Chris Callahan, one of the union’s principal organizers, had a similar attitude. He made national news recently for research demonstrating a link between climate change and home runs in Major League Baseball. The college’s news bureau put out a news release on the story last week. “I made headlines for Dartmouth, and they told me I wasn’t a worker,” Callahan said on Tuesday. “We are encouraging people who Dartmouth will challenge to simply boycott the polls in favor of coming to our rally. And withholding their ballot as a form of solidarity with the people that are voting.”
“Dartmouth seems to be blind to our needs,” Smitakshi Goswami charged during the rally. “Now they say that they will challenge your votes. Challenge the votes of their employees, maybe not even recognize us as employees. If we are not employees, then who are we?”
Freeman and Callahan each expressed confidence that they would win a majority of votes.
After the rally on the Green, grad students clustered around a piece of poster board on the ground with big letters saying, “I WORK HERE.” After they all signed, the troop of students headed across the Green to the President’s conference room, where Freeman read a letter out loud.
“We want to make it clear to the Board of Trustees, President Hanlon, Provost Kotz, Dean Kull and all of the Dartmouth administration that we are all workers,” he read. “We deserve to have our votes count, and we demand to have our fundamental rights, including the right to unionize, upheld. This university would not be able to function without our labor.
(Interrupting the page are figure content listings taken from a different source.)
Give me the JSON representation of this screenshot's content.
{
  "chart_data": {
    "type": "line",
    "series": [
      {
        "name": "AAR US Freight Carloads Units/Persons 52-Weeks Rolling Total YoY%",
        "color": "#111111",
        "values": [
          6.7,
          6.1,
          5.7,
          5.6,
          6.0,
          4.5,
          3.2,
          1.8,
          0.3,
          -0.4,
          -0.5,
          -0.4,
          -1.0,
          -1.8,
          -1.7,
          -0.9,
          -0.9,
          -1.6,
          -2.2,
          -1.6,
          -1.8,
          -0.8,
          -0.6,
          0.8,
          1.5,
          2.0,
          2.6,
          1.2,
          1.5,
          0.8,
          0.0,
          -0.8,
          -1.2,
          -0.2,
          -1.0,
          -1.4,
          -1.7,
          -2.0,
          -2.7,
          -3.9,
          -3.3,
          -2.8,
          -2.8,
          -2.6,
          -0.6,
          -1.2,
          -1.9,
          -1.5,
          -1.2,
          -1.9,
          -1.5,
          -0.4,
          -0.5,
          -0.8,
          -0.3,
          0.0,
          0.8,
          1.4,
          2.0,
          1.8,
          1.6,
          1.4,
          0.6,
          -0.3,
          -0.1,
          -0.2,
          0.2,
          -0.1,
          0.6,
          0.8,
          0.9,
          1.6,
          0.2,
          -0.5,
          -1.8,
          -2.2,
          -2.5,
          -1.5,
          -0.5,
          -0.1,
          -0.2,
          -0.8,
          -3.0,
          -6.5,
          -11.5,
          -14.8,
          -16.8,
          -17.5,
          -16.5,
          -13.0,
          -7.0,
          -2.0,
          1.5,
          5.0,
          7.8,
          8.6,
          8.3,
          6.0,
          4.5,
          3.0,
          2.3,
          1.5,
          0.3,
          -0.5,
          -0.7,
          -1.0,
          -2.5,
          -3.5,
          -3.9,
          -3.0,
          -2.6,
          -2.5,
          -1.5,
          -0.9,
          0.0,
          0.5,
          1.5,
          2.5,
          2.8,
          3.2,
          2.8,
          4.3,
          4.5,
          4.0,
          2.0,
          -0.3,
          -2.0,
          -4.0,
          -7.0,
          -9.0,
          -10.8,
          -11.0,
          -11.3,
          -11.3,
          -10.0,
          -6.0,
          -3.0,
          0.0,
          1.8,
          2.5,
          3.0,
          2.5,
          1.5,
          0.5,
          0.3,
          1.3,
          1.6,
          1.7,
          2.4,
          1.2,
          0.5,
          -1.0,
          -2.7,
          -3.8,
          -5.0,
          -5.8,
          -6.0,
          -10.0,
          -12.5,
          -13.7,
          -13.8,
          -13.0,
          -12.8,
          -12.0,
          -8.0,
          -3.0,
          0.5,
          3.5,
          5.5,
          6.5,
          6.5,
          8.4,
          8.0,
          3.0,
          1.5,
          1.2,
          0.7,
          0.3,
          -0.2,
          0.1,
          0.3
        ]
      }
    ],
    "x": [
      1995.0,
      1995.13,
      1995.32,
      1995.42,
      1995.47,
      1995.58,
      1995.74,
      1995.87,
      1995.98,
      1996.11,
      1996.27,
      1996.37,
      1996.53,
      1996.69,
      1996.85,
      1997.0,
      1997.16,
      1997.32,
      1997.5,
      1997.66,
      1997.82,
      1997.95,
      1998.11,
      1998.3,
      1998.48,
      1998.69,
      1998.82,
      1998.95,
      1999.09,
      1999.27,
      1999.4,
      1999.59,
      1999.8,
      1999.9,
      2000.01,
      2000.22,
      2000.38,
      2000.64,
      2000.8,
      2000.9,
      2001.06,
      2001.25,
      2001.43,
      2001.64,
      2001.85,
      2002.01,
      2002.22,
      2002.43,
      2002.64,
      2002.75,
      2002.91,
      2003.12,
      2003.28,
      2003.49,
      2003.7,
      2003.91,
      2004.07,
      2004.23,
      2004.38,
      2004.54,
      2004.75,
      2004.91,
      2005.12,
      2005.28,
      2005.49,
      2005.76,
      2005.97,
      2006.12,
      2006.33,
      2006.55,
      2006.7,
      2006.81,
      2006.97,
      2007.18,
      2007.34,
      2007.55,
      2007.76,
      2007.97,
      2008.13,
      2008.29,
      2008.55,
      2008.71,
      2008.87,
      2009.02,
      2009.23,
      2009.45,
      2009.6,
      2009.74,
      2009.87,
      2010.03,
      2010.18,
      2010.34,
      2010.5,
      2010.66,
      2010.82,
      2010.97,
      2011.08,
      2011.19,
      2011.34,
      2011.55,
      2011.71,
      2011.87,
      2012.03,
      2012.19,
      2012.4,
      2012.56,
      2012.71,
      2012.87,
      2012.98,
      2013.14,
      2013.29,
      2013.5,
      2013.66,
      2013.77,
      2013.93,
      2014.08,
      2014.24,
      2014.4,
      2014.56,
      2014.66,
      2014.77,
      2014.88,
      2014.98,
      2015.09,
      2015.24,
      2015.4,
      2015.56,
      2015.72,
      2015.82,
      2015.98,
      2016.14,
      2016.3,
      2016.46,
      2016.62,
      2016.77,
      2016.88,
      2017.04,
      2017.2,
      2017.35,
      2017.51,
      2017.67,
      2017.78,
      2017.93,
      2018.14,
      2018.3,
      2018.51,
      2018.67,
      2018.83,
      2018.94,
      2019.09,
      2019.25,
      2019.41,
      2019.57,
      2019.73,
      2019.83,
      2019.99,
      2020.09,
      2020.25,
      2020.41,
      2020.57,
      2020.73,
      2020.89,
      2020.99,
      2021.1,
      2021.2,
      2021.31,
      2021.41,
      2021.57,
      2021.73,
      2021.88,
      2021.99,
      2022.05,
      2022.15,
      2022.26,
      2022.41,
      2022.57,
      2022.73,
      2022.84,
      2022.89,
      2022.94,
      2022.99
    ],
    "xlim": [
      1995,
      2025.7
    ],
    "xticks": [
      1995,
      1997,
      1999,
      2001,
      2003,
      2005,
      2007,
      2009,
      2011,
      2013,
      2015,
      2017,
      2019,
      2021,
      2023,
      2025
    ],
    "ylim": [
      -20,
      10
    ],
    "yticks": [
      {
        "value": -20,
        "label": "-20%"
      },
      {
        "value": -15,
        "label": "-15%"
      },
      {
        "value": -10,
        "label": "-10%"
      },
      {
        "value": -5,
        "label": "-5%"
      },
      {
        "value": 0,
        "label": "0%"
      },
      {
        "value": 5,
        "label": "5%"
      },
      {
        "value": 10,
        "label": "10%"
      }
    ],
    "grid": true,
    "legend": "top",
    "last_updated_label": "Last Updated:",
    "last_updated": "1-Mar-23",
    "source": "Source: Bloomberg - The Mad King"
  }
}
Our voices will be heard, and we will be seeing you at the bargaining table.”
With no one in the office to receive them, they left the letter on the floor and propped up their sign against the door.
When the polls closed Wednesday and votes were counted, 261 grad students had voted in favor of the union, compared to 31 who had voted no, with 13 challenged ballots, according to GOLD-UE. Since the contested ballots are too few to affect the outcome, the NLRB will not bother to rule on whether they were allowable.
“With our union now formally established, on OUR terms, we are excited to bargain for a contract that secures better living and working conditions for ALL Dartmouth grad workers,” GOLD-UE tweeted.
Prior to the conclusion of voting, Dartmouth’s spokesperson said, “If the vote results in the creation of a union, we look forward to engaging with the representatives of the bargaining unit.”